Unity with Visual Studio on Mac works great!  When VS and Unity started playing nice in the sandbox, I moved to VS immediately.  I'll have to admit that I am used to using VS (have been since VS6) and other IDEs.  I prefer to use a professional grade IDE over any other setup (e.g. make, vim, cc, etc... ~ all of which I have done plenty of times on multiple platforms). 

I'm also confused as to opinion of 1.5GB being "heavy".  It doesn't feel too heavy by today's standards.  Xcode is over 5GB.  Android Studio is 0.5GB, but with the SDK/tools it's 2GB.

As a note, Unity released a preview for a VS Code debugger extension with the latest release (2018.2).

 

Regarding IDEs... eh, it's a personal preference. Use whatever you're most productive in.

There is no doubt in my mind that some people are more productive in vim/emacs/whatever. Personally, I don't feel it's worth the time investment for me, but if it works for someone else, great.

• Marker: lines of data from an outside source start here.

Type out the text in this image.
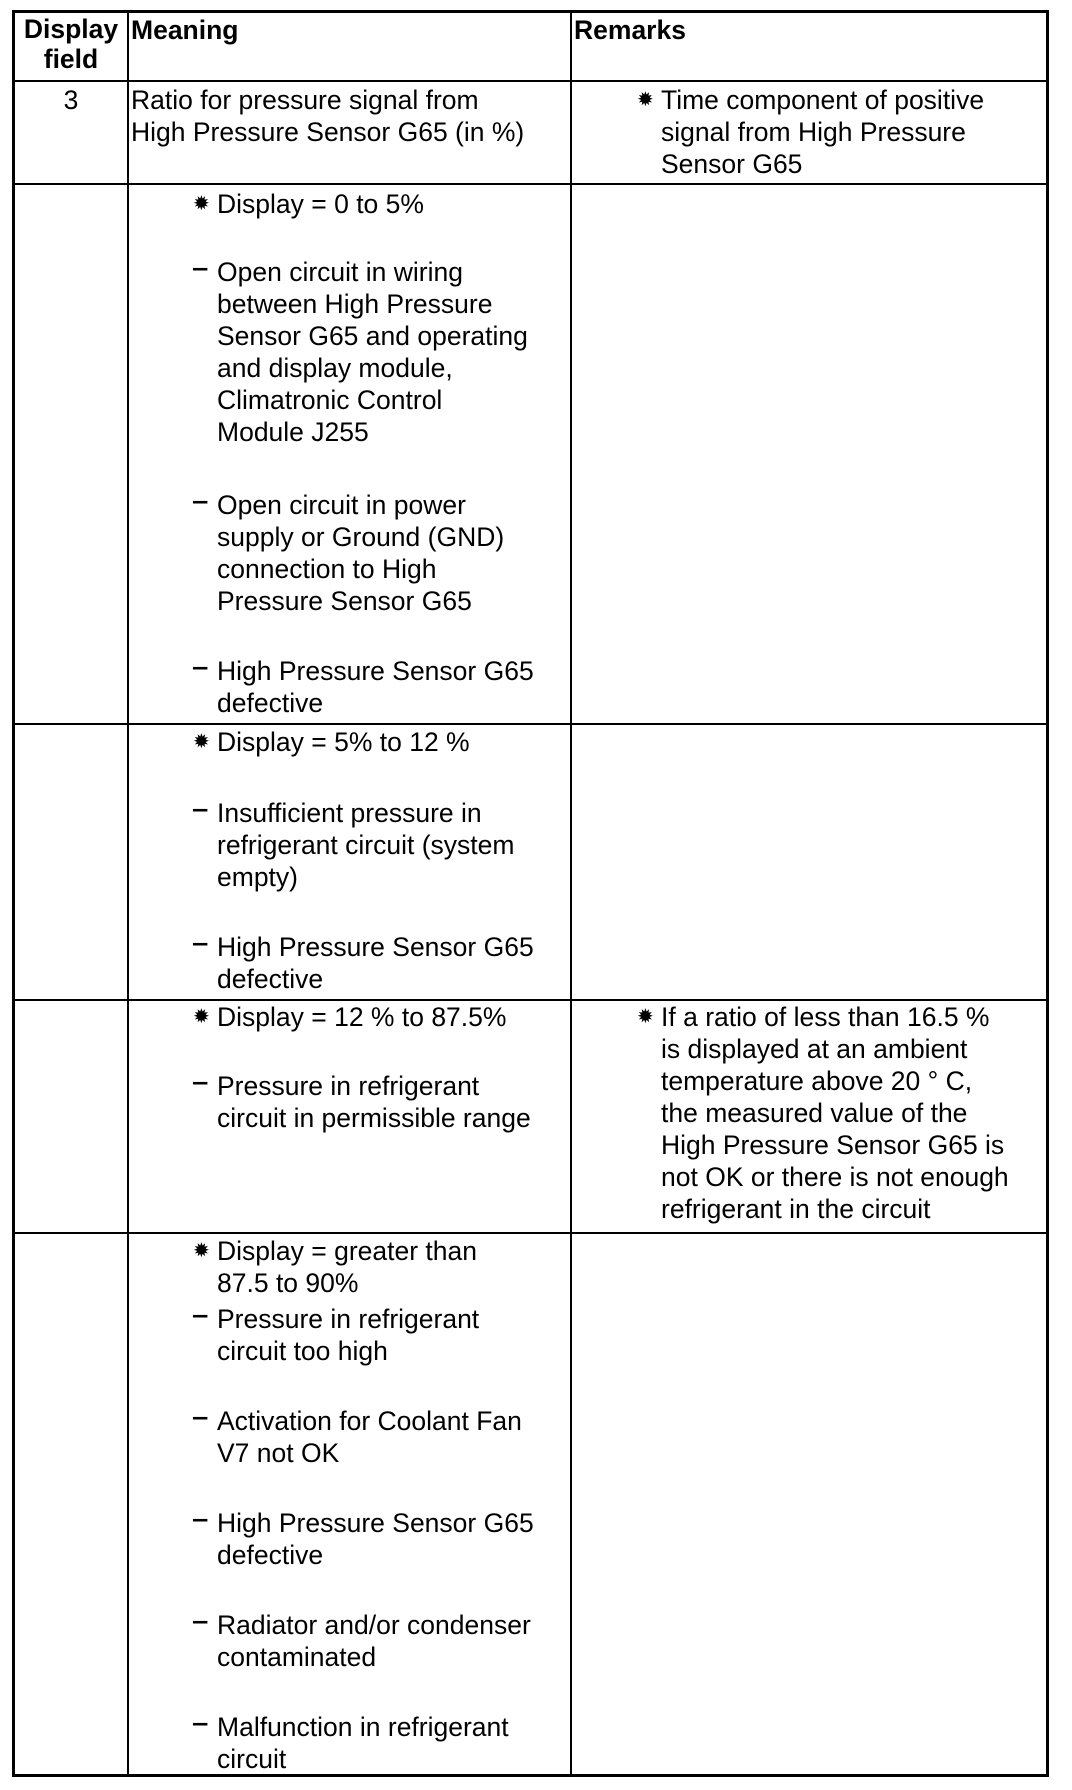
Display
field
Meaning	Remarks
3	Ratio for pressure signal from
High Pressure Sensor G65 (in %)
✹ Time component of positive
signal from High Pressure
Sensor G65
✹ Display = 0 to 5%
‒ Open circuit in wiring
between High Pressure
Sensor G65 and operating
and display module,
Climatronic Control
Module J255
‒ Open circuit in power
supply or Ground (GND)
connection to High
Pressure Sensor G65
‒ High Pressure Sensor G65
defective
✹ Display = 5% to 12 %
‒ Insufficient pressure in
refrigerant circuit (system
empty)
‒ High Pressure Sensor G65
defective
✹ Display = 12 % to 87.5%
‒ Pressure in refrigerant
circuit in permissible range
✹ If a ratio of less than 16.5 %
is displayed at an ambient
temperature above 20 ° C,
the measured value of the
High Pressure Sensor G65 is
not OK or there is not enough
refrigerant in the circuit
✹ Display = greater than
87.5 to 90%
‒ Pressure in refrigerant
circuit too high
‒ Activation for Coolant Fan
V7 not OK
‒ High Pressure Sensor G65
defective
‒ Radiator and/or condenser
contaminated
‒ Malfunction in refrigerant
circuit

The problem is when a developer refuses to adapt their toolchain to work with the rest of the team. If you're on a project that's using Visual Studio, feel free to edit in vi, but don't insist that the build system supports makefiles. Ditto vice versa. At the very least, you should be comfortable using the tools that the other team members are using.

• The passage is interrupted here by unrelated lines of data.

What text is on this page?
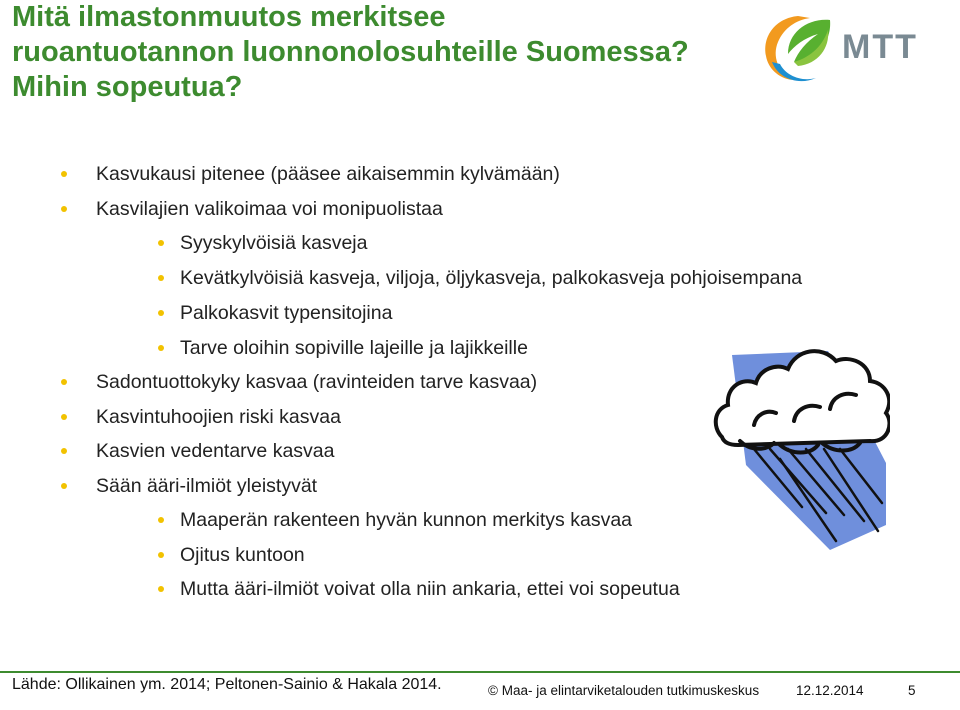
Mitä ilmastonmuutos merkitsee
ruoantuotannon luonnonolosuhteille Suomessa?
Mihin sopeutua?
MTT
Kasvukausi pitenee (pääsee aikaisemmin kylvämään)
Kasvilajien valikoimaa voi monipuolistaa
Syyskylvöisiä kasveja
Kevätkylvöisiä kasveja, viljoja, öljykasveja, palkokasveja pohjoisempana
Palkokasvit typensitojina
Tarve oloihin sopiville lajeille ja lajikkeille
Sadontuottokyky kasvaa (ravinteiden tarve kasvaa)
Kasvintuhoojien riski kasvaa
Kasvien vedentarve kasvaa
Sään ääri-ilmiöt yleistyvät
Maaperän rakenteen hyvän kunnon merkitys kasvaa
Ojitus kuntoon
Mutta ääri-ilmiöt voivat olla niin ankaria, ettei voi sopeutua
Lähde: Ollikainen ym. 2014; Peltonen-Sainio & Hakala 2014.	© Maa- ja elintarviketalouden tutkimuskeskus	12.12.2014	5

if you think programming is like sex, you probably haven't done much of either.-------------- - capn_midnight
19 hours ago, Gnollrunner said:

True but you have to compare it to what else was around at the time.

I think back then Borland's product was pretty good, in fact many claimed it was better. And Code::Blocks used to be pretty widely used. I'm sure there was another one - and then you could swap in a different C/C++ compiler, there used to be adverts for them in magazines until MS made their compiler incredibly good. These days there really isn't much realistic opposition to VS that I'm aware of. Though XCode seems like it would be really good IF I put the time into learning it.

16 hours ago, Arctous said:

Unity with Visual Studio on Mac works great!  

 

How does it work exactly? You develop on PC and copy to Mac? Or is there a VS for Mac I'm not aware of?

Tangent, but does Unity hide all the XCode app-packaging or do you still have to fire up XCode for all that?

5 hours ago, d000hg said:

How does it work exactly? You develop on PC and copy to Mac? Or is there a VS for Mac I'm not aware of?

The Mac is a fully functioning stand-alone development system.  I use Unity3D and VisualStudio-for-Mac (formerly Xamarin) for design/development/debug/test.  It's my entire development environment (including creating IPA and APK/OBB files).  Git keeps everything flowing between team member's different development environments. 

 

5 hours ago, d000hg said:

Tangent, but does Unity hide all the XCode app-packaging or do you still have to fire up XCode for all that?

No.  As you probably know, Unity3D creates a fully signed, ready-to-go APK/OBB files for Android.  For iOS, however, Unity3D creates a fully hydrated Xcode project as the output for Apple.  You then have to launch Xcode to build and package the app.  Initially, I was disappointed in this workflow, partially because it was an extra step versus Android (yes, I'm lazy...) but mainly I was unhappy about the Apple's workflow, in general.  Apple was: Unity->Xcode->IPA_Stuff->AppStore_Upload versus Android Unity->APK/OBB->GooglePlay_Upload.  However, since Apple has improved the Xcode workflow over the last couple of years it's much better.  I can use Xcode to manage the IPA and sign/verify/upload it to the AppStore, as well.  So, it's the same amount of steps.